Poor management and program monitoring by HUD, combined with a failure by the agency to communicate program requirements to staff members and program participants alike, is most likely to blame for the boondoggle, according to the IG. But blame also must rest with the teachers and police officers who, when their character was tested by a corruptible government program, were tempted into taking unfair advantage.
Your Tax dollars and Public Servants at Work
U.S. Fish and Wildlife Service (FWS) employees sometimes can seem like odd birds, with their willingness to put the rest of the world on hold to nurse their personal obsessions about this endangered salamander or that endangered snail. But in the interests of helping one rare critter, the whooping crane, relearn a behavior that once came to it naturally, FWS personnel in the Midwest are going to extremes by actually becoming birds.
FWS staff at one Midwestern wildlife refuge are on a mission to get a population of cranes raised in captivity to fly south for the winter. They plan to show the cranes the way personally by leading the flock on its migration with an ultralight aircraft piloted by a man in a bird suit. Once safely south, FWS hopes the birds will return on their own next spring.
FWS used this approach last November with sandhill cranes, which before being led to Florida by an ultralight had been raised in extreme isolation from humans and received months of extensive training in how to fly in formation with the plane. FWS personnel never were allowed out of bird suits while in the presence of the cranes and used hand puppets to interact with the animals. [Why cranes can't tell the difference between a real bird and a hand puppet is a mystery -- but at least may help explain their presence on the endangered-species list.]
So if you're sitting in your duck blind next November and spy an unfamiliar flock of birds flying by, tailing a plane piloted by a cartoon-character crane, please hold your fire. Intentionally harming whooping cranes -- and bird-brained federal employees disguised as whooping cranes -- is against the law.
Income-Tax Tidbit
First the bad news: Federal employees owe more than $2.5 billion in back taxes to the same government that employs them, according to a report produced annually since 1993 by the IRS.

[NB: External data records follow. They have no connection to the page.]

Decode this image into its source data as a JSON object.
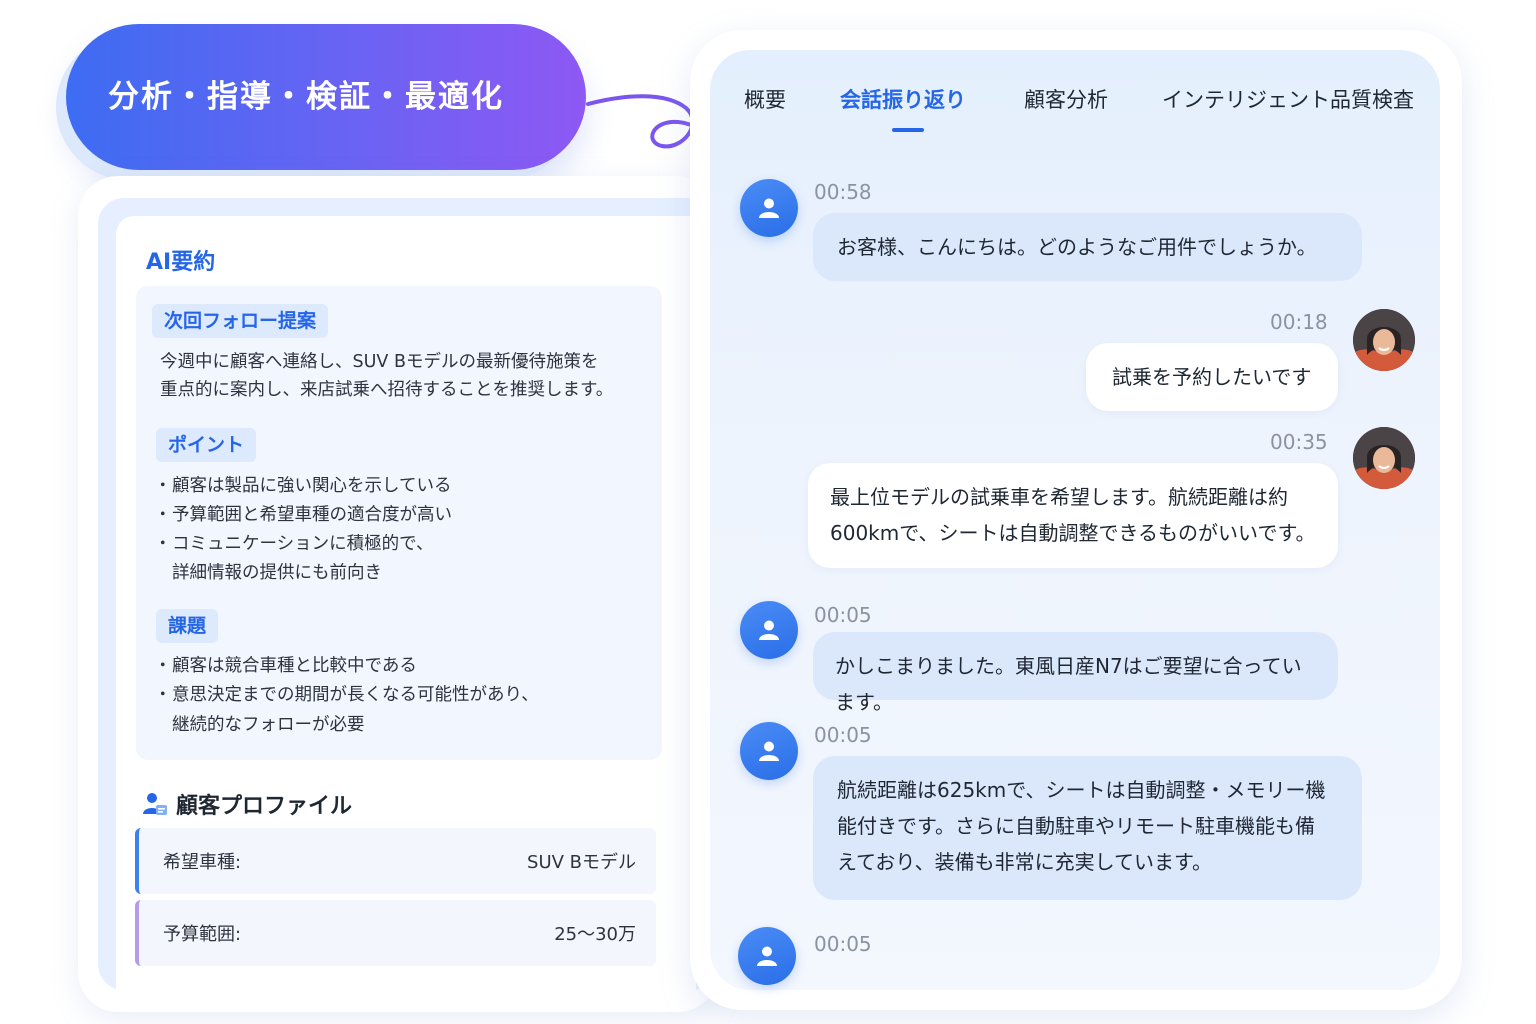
{
  "banner": {
    "title": "分析・指導・検証・最適化"
  },
  "tabs": [
    {
      "label": "概要"
    },
    {
      "label": "会話振り返り",
      "active": true
    },
    {
      "label": "顧客分析"
    },
    {
      "label": "インテリジェント品質検査"
    }
  ],
  "summary": {
    "title": "AI要約",
    "follow_up": {
      "tag": "次回フォロー提案",
      "lines": [
        "今週中に顧客へ連絡し、SUV Bモデルの最新優待施策を",
        "重点的に案内し、来店試乗へ招待することを推奨します。"
      ]
    },
    "points": {
      "tag": "ポイント",
      "bullets": [
        "顧客は製品に強い関心を示している",
        "予算範囲と希望車種の適合度が高い",
        "コミュニケーションに積極的で、",
        "詳細情報の提供にも前向き"
      ]
    },
    "issues": {
      "tag": "課題",
      "bullets": [
        "顧客は競合車種と比較中である",
        "意思決定までの期間が長くなる可能性があり、",
        "継続的なフォローが必要"
      ]
    },
    "bullet_char": "・"
  },
  "profile": {
    "title": "顧客プロファイル",
    "rows": [
      {
        "label": "希望車種:",
        "value": "SUV Bモデル"
      },
      {
        "label": "予算範囲:",
        "value": "25〜30万"
      }
    ]
  },
  "messages": [
    {
      "role": "agent",
      "time": "00:58",
      "lines": [
        "お客様、こんにちは。どのようなご用件でしょうか。"
      ]
    },
    {
      "role": "customer",
      "time": "00:18",
      "lines": [
        "試乗を予約したいです"
      ]
    },
    {
      "role": "customer",
      "time": "00:35",
      "lines": [
        "最上位モデルの試乗車を希望します。航続距離は約",
        "600kmで、シートは自動調整できるものがいいです。"
      ]
    },
    {
      "role": "agent",
      "time": "00:05",
      "lines": [
        "かしこまりました。東風日産N7はご要望に合っています。"
      ]
    },
    {
      "role": "agent",
      "time": "00:05",
      "lines": [
        "航続距離は625kmで、シートは自動調整・メモリー機",
        "能付きです。さらに自動駐車やリモート駐車機能も備",
        "えており、装備も非常に充実しています。"
      ]
    },
    {
      "role": "agent",
      "time": "00:05",
      "lines": []
    }
  ],
  "colors": {
    "accent": "#2566e8",
    "banner_start": "#3d6cf2",
    "banner_end": "#8e58f4",
    "agent_bubble": "#dbe8fc"
  },
  "icons": {
    "agent_avatar": "user-icon",
    "profile": "user-profile-icon"
  }
}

Now for the good news: Though nearly 3 percent of federal workers are delinquent in paying taxes, that still is considerably lower than the 5.75 percent of all U.S. taxpayers who owe. And federal workers are twice as likely to be paying those debts off in regular installments than are taxpayers at large.

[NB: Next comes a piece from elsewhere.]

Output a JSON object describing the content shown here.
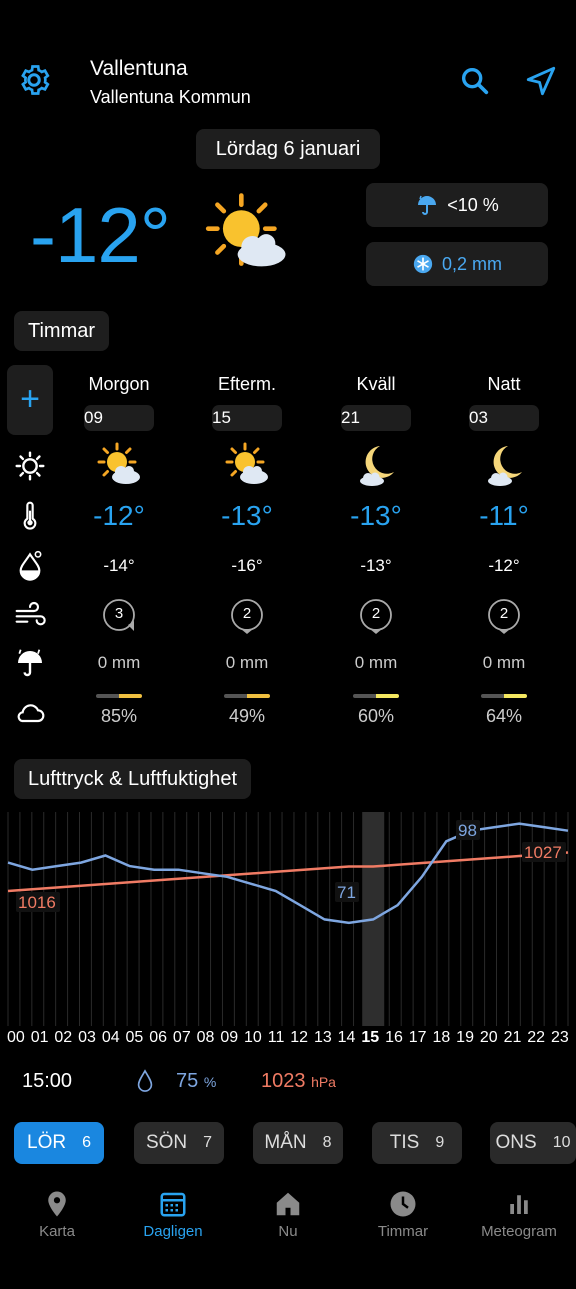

The departments of State (at 4.96 percent), Commerce (4.68 percent) and Education (4.58 percent) have the highest employee delinquency rates among major agencies, although all have seen considerable improvement since last year's report.
The departments of Agriculture, Treasury and Justice have the best record of employee tax compliance, at 2.20 percent, 1.93 percent and 1.74 percent, respectively.
IRS Commissioner Charles Rossotti notified each agency head of its tax-delinquency total by letter, the gist of which was: Together we can improve tax compliance and help foster public confidence in government.